Definiton : Let $M$ be an $A$-module. Then $M$ is projective if there exists an $A$-module $N$ such that $M \oplus N$ is free.

Prop: If $M$ is free then $M$ is projective.

Can we simply take the trivial module $\{0\}$ then $M \oplus \{0\} \cong M$ is free, so $M$ is projective?

Yes, that argument works fine :)

The reason this seems simple is that there are many equivalent definitions of "projective module", and what you give as the definition is usually a property that is shown to be equivalent.

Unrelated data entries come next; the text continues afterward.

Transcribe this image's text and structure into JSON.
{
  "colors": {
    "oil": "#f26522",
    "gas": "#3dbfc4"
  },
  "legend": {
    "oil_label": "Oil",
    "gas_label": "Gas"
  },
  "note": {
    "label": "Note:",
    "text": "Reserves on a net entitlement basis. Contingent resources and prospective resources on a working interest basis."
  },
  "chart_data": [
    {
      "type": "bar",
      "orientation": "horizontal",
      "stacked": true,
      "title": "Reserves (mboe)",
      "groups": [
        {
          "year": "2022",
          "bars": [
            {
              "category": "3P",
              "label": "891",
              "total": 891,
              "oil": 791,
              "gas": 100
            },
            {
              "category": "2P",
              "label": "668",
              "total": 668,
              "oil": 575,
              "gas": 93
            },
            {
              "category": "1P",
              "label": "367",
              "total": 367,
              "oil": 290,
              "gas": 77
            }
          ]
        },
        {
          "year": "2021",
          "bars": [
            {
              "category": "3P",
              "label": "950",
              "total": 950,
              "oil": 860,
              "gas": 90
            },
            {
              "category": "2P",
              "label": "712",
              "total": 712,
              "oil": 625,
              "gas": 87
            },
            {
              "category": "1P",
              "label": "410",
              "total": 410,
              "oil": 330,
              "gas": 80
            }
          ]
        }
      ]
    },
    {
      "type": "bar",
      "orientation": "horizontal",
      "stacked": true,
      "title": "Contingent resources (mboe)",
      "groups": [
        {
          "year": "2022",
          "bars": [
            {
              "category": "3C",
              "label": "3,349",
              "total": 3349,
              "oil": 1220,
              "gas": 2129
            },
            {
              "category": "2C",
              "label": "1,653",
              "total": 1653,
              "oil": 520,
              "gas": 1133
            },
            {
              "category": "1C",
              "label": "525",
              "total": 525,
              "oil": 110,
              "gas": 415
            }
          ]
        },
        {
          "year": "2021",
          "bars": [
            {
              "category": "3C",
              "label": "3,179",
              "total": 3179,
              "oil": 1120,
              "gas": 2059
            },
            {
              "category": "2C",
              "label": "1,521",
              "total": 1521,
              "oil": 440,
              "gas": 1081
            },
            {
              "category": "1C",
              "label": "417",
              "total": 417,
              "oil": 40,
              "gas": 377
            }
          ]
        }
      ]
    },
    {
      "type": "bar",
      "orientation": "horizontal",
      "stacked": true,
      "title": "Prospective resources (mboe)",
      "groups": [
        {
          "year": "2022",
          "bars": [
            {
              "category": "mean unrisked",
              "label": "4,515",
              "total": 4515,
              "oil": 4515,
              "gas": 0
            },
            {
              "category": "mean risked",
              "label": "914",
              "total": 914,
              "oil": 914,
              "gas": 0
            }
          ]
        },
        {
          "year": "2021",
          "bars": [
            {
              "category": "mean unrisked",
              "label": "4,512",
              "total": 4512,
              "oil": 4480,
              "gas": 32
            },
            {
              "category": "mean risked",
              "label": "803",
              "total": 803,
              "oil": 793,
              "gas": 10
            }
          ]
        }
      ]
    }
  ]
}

For example, in most treatments I know the the definition of projective module is given as either:

An $A$-module $P$ is projective if and only if for every $A$-modules $M$ and $N$, and every homomorphism $f\colon P\to N$, if $\varphi\colon M\to N$ is an onto module homomorphism, then there exists $g\colon P\to M$ such that $\varphi=f\circ g$.

or equivalently

An $A$ module $P$ is projective if and only if for every $A$-module $M$, $f\colon M\to P$ is an onto module homomorphism, then there exists a module homomorphism $g\colon P\to M$ such that $f\circ g=\mathrm{id}_P$; in particular, every module that has $P$ as a quotient can be written as a direct sum of $P$ and another module, and the direct sum is compatible with the original quotient map.

Under either of these definitions, the fact that free modules are projective is easy as well; one then proves that these two definitions are equivalent between them, and equivalent to the one you give.